Le couloir qu'elle traverse est totalement blanc, à quelques éléments décoratifs près, très épuré, et lumineux. Une grande fenêtre aux contours également blanc éclaire l'endroit. Une branche de coton plantée dans un grand vase transparent décore le coin droit. Les murs sont ornés de tapisseries en riches reliefs et le sol est recouvert de carrelage vernis.

Elle traînait sa valise derrière elle avec le bruit particulier et régulier des roues qui lorsqu'elles rencontraient un changement de carreau. Elle s'arrêta devant la seconde porte sur sa gauche et posa sa main libre sur la poignée de bois ouvragé. Elle semblait hésiter. Ce sont des claquements de talons sur les marches de marbre du grand escalier central qui l'aidèrent à se décider à entrer dans la pièce qu'elle n'osait pas ouvrir jusqu'à présent. La valise émit un dernier "cloc" avant de se faire muette pour être remplacée par le discret claquement de la porte qui se referme.

La chambre n'a pas changé depuis son présumé accident. Même les roses blanches semblent avoir été changées régulièrement malgré son absence. Leur parfum embaume la chambre, rendant celle-ci beaucoup plus accueillante que ce qu'elle inspire à son occupante. La totalité des meubles présents dans la pièce sont en bois ouvragé peint en couleur crème. Le même papier peint et le même carrelage que dans le salon.

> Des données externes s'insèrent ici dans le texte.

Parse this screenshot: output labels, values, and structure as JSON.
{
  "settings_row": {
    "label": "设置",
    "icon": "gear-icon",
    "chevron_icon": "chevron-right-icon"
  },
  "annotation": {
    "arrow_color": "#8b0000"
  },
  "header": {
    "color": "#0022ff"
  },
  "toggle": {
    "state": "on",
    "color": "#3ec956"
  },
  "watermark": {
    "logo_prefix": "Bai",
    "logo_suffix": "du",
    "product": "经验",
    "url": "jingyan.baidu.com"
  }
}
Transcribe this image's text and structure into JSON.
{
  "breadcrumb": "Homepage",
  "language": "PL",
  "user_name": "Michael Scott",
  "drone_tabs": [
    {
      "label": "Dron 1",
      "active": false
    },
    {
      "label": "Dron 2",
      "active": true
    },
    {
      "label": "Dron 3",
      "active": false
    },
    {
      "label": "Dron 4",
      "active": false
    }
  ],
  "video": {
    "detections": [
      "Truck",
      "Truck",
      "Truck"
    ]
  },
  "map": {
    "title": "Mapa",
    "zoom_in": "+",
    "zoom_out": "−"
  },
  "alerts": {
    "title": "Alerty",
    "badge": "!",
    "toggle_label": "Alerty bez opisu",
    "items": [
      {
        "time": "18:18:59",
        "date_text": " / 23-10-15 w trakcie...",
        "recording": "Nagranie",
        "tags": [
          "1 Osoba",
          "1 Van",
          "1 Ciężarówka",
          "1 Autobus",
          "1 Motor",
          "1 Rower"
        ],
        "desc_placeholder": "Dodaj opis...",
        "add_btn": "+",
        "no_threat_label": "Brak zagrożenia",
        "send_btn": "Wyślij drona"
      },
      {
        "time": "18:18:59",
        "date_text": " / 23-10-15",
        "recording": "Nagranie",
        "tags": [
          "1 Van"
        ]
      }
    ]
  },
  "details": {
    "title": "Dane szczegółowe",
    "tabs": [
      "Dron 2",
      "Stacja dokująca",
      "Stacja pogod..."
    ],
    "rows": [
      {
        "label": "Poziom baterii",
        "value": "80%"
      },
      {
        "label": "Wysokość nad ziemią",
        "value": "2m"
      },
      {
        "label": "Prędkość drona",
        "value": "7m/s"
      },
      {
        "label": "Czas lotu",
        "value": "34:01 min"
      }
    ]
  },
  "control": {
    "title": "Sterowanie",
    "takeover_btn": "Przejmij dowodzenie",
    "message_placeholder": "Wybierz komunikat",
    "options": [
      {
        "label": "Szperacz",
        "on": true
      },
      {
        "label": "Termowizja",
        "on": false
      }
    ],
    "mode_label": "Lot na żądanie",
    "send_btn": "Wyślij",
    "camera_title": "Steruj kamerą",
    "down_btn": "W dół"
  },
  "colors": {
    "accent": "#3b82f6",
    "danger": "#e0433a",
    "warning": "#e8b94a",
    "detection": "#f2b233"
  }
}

Un canapé de coin aux bords arrondis et recouvert de coussins rose pastel occupe le côté gauche de la grande fenêtre qui face à la porte qu'elle vient de franchir. Une petite table basse ronde se trouve juste devant celui-ci. Son plateau est en verre et c'est sur ce support que se trouve le vase en porcelaine garnit de roses odorantes. Un petit napperon blanc protège la table des possibles rayures pouvant être causées par le vase. Un grand tapis blanc et duveteux vient terminer la décoration de coin de la chambre.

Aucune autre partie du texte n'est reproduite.